4.1.3. Results and Discussion

The 30 sequence images obtained in the experiment were used as test samples to estimate vehicle motion vector by FDRIG optical flow. The current vehicle motion vector estimated by HS and LK optical flow algorithm was used for comparison to test the superiority of the FDRIG optical flow algorithm. Figure 5a,b show the optical flow field and vehicle motion tracking vector of the HS algorithm. Figure 6a,b are the optical flow field and vehicle motion estimation vector of LK algorithm, respectively, and Figure 7a,b are the optical flow field and vehicle motion estimation vector of FDRIG algorithm, respectively.

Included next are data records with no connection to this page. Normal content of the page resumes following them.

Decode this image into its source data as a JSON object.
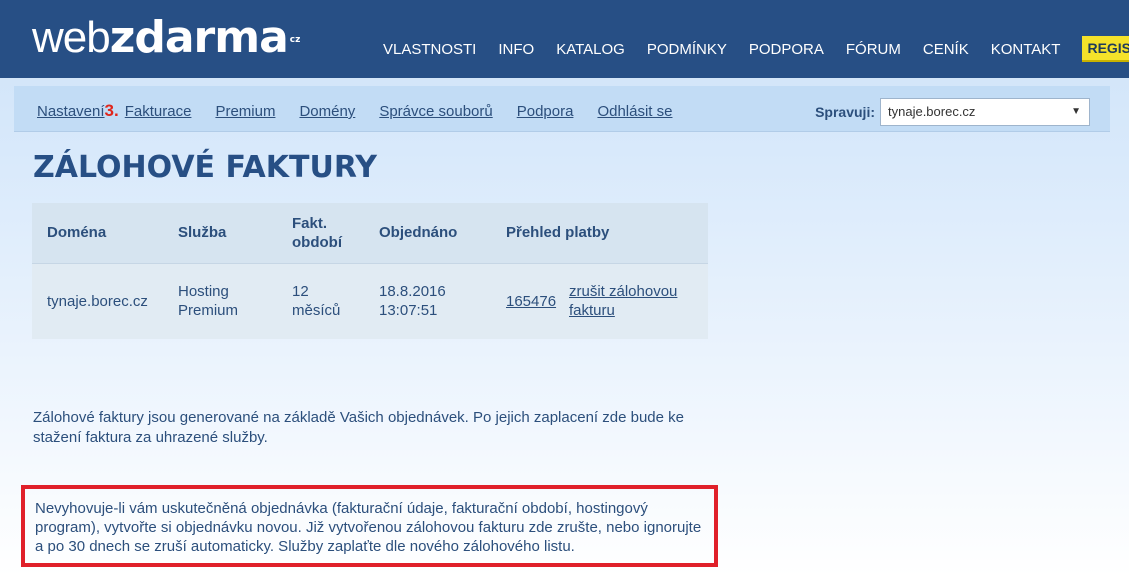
{
  "header": {
    "logo_part1": "web",
    "logo_part2": "zdarma",
    "logo_tld": "cz",
    "nav": [
      "VLASTNOSTI",
      "INFO",
      "KATALOG",
      "PODMÍNKY",
      "PODPORA",
      "FÓRUM",
      "CENÍK",
      "KONTAKT"
    ],
    "register_label": "REGISTRACE"
  },
  "subnav": {
    "items": [
      "Nastavení",
      "Fakturace",
      "Premium",
      "Domény",
      "Správce souborů",
      "Podpora",
      "Odhlásit se"
    ],
    "step_marker": "3.",
    "manages_label": "Spravuji:",
    "manages_value": "tynaje.borec.cz",
    "dropdown_arrow": "▼"
  },
  "page": {
    "title": "ZÁLOHOVÉ FAKTURY"
  },
  "table": {
    "headers": [
      "Doména",
      "Služba",
      "Fakt. období",
      "Objednáno",
      "Přehled platby"
    ],
    "rows": [
      {
        "domain": "tynaje.borec.cz",
        "service": "Hosting Premium",
        "period": "12 měsíců",
        "ordered": "18.8.2016 13:07:51",
        "payment_id": "165476",
        "cancel_link": "zrušit zálohovou fakturu"
      }
    ]
  },
  "info_text": "Zálohové faktury jsou generované na základě Vašich objednávek. Po jejich zaplacení zde bude ke stažení faktura za uhrazené služby.",
  "notice_text": "Nevyhovuje-li vám uskutečněná objednávka (fakturační údaje, fakturační období, hostingový program), vytvořte si objednávku novou. Již vytvořenou zálohovou fakturu zde zrušte, nebo ignorujte a po 30 dnech se zruší automaticky. Služby zaplaťte dle nového zálohového listu.",
  "colors": {
    "header_bg": "#274f85",
    "register_bg": "#f5e22a",
    "highlight_border": "#e0202a",
    "step_marker": "#e0251b"
  }
}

It can be seen from the comparison of the above several optical flow fields that range of the estimated optical flow field of the vehicle motion by HS algorithm is too large. The optical flow field not only contains the vehicle motion tracking, but also the road in front of the vehicle. Two optical flow fields were formed, as shown by the yellow color concentrated part in Figure 5a, and in the green area of Figure 5b. There are some difficulties in estimating the moving target of complex background images. On the contrary, the area where the two optical flow field estimated by the LK algorithm in Figure 6a,b are very small, and the first optical flow field is located in the left window and the tire area of the vehicle, and the second optical flow field is about 10 cm from the right edge of the license plate. Moreover, the two optical flows are too intermittent to completely track vehicle motion. So the experiment explains that LK algorithm is not suitable for clear and perfect tracking of vehicles with a certain speed and large motion and it is not fit for tracking targets in complex scenes with noise.

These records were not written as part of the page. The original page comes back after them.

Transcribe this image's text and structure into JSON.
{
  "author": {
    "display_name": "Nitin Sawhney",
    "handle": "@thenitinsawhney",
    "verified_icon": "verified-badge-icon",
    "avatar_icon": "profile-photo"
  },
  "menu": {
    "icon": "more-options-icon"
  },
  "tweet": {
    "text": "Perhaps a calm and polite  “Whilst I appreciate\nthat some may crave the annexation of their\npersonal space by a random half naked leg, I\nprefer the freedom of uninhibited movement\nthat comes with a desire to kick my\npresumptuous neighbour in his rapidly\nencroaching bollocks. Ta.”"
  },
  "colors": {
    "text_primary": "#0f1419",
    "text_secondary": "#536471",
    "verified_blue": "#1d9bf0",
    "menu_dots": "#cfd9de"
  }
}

Figure 7a,b are the optical flow fields calculated by the FDRIG algorithm proposed in this paper. It can be seen that the optical flow field was concentrated around the front of the vehicle, and the optical flow motion region was integrated enveloping the vehicle. In addition, the tracking precision of vehicle motion is better than HS or LK algorithm. Accordingly, it is proved that the FDRIG optical flow can accurately trace moving vehicle with a certain speed and complex background in the natural environment.

The time of three optical flows (i.e., FDRIG, HS, and LK algorithm) for the vehicle’s optical flow field in the same experimental environment is shown in

Table 1. Comparison of time for calculating optical flow field of three algorithms.

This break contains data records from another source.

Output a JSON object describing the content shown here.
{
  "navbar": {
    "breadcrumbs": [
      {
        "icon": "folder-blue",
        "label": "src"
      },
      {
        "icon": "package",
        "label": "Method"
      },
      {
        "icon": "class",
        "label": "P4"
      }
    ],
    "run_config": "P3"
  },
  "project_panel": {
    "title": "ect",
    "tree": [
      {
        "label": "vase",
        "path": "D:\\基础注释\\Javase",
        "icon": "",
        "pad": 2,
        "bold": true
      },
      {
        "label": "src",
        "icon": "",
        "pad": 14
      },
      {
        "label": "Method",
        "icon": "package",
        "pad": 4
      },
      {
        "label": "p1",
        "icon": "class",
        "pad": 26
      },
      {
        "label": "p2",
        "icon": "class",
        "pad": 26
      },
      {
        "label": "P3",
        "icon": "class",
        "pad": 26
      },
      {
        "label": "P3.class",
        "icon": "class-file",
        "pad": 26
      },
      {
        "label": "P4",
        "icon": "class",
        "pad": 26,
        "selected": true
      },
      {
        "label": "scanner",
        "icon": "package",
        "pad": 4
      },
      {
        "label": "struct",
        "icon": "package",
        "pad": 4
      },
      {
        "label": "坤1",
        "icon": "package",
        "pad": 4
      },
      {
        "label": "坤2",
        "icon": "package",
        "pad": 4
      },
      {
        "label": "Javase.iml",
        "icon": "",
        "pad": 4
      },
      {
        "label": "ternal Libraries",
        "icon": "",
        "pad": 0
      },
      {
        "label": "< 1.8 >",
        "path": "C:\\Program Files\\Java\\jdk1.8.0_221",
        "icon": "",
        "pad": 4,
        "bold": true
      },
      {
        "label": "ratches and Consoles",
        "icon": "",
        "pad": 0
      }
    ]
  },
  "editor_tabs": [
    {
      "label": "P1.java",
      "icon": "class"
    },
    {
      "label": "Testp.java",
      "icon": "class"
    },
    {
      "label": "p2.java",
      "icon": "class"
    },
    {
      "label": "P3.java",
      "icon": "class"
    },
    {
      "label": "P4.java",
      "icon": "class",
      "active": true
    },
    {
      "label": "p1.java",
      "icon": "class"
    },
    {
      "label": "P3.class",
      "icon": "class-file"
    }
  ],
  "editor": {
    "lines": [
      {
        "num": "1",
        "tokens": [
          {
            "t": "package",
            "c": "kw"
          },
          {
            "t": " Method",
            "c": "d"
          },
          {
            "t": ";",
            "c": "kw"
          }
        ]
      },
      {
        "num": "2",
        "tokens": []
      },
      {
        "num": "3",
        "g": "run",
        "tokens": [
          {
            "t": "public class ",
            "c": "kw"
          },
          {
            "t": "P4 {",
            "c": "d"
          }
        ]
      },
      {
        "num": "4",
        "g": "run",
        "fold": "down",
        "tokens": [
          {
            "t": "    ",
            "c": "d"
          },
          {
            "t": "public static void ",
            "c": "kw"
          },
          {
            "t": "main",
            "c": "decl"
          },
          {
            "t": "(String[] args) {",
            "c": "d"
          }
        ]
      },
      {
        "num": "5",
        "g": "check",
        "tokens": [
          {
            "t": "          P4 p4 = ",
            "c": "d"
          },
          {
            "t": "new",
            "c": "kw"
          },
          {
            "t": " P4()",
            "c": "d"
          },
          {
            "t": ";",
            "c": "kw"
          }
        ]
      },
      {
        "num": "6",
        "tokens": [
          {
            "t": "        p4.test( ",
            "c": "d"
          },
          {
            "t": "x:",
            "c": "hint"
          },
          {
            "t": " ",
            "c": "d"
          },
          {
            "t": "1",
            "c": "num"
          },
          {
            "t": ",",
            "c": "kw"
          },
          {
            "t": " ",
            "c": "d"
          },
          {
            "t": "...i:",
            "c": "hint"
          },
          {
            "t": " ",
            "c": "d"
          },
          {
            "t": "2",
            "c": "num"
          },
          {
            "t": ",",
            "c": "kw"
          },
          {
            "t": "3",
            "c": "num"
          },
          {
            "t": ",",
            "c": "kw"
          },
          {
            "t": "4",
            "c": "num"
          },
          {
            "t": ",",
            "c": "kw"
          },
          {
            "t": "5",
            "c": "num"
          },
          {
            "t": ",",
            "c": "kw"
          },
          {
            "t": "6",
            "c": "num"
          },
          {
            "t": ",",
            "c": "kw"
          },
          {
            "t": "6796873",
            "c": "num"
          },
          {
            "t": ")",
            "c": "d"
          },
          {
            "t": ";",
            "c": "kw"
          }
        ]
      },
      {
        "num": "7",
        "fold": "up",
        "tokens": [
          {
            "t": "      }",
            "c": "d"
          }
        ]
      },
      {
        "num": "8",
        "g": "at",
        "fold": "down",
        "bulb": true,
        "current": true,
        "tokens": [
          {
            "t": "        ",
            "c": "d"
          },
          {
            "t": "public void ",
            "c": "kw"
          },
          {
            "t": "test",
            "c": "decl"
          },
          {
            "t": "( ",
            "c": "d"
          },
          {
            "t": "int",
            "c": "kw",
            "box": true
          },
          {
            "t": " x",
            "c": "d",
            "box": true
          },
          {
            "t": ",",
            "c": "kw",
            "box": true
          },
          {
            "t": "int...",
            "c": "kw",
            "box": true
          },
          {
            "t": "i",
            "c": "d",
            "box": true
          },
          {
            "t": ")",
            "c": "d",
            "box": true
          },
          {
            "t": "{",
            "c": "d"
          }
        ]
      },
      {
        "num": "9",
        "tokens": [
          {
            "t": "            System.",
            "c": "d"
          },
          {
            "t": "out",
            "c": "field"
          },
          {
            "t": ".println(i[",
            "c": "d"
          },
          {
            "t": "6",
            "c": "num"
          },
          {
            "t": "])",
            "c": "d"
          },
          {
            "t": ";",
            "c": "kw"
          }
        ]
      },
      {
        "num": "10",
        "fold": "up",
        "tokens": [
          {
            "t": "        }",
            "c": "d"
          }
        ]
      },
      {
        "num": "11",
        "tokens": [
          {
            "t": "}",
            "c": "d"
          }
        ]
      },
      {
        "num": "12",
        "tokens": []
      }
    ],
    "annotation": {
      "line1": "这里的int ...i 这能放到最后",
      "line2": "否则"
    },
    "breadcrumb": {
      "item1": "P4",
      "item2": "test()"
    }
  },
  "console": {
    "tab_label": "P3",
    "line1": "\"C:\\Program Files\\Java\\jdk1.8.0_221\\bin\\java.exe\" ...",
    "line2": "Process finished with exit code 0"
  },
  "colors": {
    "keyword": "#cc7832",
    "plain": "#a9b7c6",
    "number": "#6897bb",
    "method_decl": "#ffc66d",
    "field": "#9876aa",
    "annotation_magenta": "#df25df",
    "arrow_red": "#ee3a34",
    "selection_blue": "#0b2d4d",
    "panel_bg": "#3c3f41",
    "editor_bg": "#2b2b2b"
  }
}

Optical flow algorithm	HS Optical Flow	LK Optical Flow	FDRIG Optical Flow
Time of optical flow field (s)	4	1	0.5

. We can see that the longest time to compute the flow field is 4s with HS algorithm, in contrast to 0.5 s with the FDRIG optical flow.

It is seen that the longest time to compute optical flow field is 4 s with HS algorithm with HS and LK algorithm. In contrast, the shortest calculated time is 0.5 s with FDRIG optical flow. As a global smoothing algorithm, HS optical flow has a large computational complexity, and its optical flow field calculation time is longer than that of LK and FDRIG local smoothing algorithm, Therefore, HS optical flow is not suitable for real-time dynamic tracking of moving targets. Being able to do dynamic real-time moving target tracking, both FDRIG and LK optical flow algorithms can be used to do real-time tracking and monitoring of vehicles at traffic intersections.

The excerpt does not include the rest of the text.